The guard standing by the door—a burly man in an identical uniform to the torturer—smiled at that for a moment, before realising he wasn’t supposed to. The torturer tutted and shook his head. He moved over to the machine that stood next to Frey’s chair. It was a forbidding metal contraption, the size of a cabinet, with a face of dials and semicircular gauges.

‘Obviously it’s not kicking hard enough,’ the torturer said, turning one of the dials a few notches.

Frey braced himself. It did no good.

The pain seemed like it would never end, until it did. The room swam back into focus. He’d always pictured torture chambers as dank and dungeon-like, but this place was clean and clinical. More like a doctor’s surgery than a cell. The electric lights were bright and stark.
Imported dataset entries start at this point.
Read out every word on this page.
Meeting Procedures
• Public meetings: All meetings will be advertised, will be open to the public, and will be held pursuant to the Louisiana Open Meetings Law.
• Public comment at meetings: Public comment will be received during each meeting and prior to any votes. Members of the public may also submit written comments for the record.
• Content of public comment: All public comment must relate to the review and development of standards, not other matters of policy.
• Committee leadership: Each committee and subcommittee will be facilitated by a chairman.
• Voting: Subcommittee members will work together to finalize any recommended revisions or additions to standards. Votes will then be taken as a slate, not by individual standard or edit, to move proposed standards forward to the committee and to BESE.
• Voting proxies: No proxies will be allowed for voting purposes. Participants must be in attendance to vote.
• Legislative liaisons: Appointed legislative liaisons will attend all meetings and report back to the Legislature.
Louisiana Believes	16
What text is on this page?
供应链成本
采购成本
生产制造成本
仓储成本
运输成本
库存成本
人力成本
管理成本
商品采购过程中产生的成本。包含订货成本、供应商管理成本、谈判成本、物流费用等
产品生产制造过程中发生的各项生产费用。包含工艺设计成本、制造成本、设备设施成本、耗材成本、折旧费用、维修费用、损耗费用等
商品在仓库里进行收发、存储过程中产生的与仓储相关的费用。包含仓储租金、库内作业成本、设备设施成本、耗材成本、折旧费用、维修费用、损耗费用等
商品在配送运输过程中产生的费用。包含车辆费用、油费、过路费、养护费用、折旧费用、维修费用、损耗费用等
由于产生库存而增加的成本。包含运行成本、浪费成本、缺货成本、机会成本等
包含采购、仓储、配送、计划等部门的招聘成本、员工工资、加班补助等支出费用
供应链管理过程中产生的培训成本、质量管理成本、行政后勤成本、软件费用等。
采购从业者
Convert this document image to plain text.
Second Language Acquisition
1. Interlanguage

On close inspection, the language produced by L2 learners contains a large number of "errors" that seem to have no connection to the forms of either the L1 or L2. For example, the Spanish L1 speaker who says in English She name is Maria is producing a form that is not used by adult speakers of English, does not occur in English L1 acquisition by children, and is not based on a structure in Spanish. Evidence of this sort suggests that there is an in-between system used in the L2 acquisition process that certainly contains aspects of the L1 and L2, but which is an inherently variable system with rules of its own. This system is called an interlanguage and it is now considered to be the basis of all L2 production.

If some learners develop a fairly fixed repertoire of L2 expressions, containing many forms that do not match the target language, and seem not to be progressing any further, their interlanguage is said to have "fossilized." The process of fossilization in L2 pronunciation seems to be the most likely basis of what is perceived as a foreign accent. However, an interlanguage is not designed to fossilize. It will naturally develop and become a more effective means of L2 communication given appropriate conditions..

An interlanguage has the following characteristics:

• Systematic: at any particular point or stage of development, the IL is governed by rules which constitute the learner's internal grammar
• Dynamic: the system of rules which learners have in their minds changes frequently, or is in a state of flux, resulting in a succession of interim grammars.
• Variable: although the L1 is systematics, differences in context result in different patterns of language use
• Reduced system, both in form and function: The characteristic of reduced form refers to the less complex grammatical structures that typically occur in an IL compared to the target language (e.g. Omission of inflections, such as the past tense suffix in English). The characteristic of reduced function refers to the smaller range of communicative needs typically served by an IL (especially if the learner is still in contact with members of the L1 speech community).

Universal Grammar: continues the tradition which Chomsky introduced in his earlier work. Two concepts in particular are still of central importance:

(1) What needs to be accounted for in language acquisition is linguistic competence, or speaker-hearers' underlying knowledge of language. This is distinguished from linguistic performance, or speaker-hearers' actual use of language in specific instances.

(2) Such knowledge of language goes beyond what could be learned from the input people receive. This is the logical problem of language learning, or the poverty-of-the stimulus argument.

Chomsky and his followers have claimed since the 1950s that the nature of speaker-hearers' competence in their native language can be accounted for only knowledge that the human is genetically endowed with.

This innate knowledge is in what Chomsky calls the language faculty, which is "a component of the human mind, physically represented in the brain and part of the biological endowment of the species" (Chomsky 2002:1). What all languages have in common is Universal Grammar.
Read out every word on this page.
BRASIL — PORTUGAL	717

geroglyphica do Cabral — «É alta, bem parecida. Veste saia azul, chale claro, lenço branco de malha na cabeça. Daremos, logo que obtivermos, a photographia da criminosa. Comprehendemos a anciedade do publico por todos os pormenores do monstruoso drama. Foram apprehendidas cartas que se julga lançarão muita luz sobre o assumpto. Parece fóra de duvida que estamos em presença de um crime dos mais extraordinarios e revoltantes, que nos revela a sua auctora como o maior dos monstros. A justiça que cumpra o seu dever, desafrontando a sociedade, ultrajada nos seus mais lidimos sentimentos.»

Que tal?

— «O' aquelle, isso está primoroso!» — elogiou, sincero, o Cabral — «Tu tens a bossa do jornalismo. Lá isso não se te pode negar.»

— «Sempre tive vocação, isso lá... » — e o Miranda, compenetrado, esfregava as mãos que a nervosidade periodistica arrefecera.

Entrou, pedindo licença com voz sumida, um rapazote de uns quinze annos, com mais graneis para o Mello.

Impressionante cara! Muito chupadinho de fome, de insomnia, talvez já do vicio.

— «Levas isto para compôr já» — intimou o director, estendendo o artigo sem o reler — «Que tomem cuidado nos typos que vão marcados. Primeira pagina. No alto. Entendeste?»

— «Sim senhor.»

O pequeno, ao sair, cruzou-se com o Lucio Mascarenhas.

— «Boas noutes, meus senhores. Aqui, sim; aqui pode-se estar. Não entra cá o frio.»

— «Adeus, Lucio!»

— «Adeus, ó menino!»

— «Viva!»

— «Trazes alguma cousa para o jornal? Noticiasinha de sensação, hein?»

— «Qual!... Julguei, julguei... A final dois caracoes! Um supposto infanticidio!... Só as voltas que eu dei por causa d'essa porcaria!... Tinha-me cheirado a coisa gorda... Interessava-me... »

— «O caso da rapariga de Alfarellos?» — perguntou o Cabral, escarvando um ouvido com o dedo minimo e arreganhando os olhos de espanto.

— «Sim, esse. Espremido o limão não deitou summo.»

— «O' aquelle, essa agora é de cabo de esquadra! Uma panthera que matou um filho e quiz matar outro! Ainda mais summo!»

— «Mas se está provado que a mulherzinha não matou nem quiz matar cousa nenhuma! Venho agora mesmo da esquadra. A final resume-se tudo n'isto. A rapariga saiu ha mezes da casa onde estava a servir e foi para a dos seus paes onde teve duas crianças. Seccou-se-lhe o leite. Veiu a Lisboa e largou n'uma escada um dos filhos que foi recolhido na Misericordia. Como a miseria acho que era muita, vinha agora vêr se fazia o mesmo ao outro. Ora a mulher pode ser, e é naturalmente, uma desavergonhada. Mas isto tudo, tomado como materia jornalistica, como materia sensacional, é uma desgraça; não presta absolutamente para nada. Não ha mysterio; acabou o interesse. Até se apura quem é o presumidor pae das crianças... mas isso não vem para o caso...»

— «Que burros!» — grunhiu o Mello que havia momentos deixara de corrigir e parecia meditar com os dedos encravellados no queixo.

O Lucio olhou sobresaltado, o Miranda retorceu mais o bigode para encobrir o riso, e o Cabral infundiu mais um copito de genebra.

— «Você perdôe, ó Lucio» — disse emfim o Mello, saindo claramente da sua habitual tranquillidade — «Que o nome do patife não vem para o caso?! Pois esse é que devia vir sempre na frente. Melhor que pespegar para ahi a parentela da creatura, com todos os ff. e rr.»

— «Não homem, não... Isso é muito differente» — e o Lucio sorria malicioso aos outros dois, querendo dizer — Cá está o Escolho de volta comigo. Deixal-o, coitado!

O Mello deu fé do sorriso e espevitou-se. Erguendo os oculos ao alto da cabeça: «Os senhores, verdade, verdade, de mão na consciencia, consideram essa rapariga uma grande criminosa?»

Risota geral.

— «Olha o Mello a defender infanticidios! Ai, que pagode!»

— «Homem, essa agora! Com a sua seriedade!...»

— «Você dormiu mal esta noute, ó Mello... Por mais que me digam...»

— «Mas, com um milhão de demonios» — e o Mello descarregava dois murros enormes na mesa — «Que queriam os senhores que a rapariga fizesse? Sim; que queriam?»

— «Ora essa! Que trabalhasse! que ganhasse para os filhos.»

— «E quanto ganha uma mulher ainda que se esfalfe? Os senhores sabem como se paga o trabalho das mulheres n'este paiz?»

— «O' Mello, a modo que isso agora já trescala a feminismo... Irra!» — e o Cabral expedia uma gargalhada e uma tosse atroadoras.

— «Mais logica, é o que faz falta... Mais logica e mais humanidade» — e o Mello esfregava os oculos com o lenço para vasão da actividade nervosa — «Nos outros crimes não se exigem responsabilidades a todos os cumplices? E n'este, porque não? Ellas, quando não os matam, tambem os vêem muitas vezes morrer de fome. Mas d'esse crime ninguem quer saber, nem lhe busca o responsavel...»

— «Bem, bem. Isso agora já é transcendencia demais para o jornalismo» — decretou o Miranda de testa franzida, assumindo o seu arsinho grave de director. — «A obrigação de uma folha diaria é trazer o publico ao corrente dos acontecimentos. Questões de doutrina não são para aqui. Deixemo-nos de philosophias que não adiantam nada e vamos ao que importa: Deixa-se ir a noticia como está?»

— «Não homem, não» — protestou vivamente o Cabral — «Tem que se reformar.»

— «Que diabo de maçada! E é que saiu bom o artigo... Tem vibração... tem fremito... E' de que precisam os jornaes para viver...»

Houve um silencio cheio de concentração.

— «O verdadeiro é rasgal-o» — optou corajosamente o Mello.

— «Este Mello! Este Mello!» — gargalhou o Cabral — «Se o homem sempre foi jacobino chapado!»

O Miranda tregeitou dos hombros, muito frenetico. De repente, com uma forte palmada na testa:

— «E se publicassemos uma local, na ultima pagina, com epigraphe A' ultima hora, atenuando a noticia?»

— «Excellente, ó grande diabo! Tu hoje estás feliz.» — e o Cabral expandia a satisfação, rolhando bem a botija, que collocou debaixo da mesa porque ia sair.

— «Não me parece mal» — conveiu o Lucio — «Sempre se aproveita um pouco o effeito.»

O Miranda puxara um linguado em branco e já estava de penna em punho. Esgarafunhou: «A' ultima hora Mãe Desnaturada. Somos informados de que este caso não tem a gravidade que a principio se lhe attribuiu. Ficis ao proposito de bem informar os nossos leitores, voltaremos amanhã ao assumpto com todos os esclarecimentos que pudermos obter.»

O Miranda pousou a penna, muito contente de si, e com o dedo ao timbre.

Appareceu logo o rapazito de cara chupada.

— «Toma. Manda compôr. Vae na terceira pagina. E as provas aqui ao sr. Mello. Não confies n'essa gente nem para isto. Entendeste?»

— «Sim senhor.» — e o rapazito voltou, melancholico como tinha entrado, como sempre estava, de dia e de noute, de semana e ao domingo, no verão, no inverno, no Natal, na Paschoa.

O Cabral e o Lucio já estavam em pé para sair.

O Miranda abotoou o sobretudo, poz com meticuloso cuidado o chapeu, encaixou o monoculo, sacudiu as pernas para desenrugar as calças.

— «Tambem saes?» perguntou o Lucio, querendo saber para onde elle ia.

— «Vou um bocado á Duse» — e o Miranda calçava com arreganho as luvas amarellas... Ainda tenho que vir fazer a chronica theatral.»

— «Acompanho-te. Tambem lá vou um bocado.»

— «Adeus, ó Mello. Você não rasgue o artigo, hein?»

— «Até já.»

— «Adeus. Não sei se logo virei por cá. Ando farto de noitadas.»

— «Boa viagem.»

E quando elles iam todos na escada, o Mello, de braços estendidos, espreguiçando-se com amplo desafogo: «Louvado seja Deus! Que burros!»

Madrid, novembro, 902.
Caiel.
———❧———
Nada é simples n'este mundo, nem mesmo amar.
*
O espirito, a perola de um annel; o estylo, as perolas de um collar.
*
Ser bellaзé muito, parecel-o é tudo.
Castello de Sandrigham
There were all kinds of instruments in trays and cabinets, next to racks of bottles and drugs. Only the metal door, with a viewing-slot set into it, gave away the true nature of this place.

The confession sat on a small table in front of him. A pen waited next to it. The torturer had obligingly read it out to him yesterday, before they began. It was pretty much as he’d expected: I, Frey, admit every damn thing. I conspired with my crew to kill the Archduke’s son because we’re greedy and bad, and then we all laughed about it afterwards. It was all my idea and certainly nobody else’s, especially not Duke Grephen’s or Gallian Thade’s, who are both spotless and loyal subjects of our revered leader, and whose very faeces smell of roses and almond, et cetera, et cetera.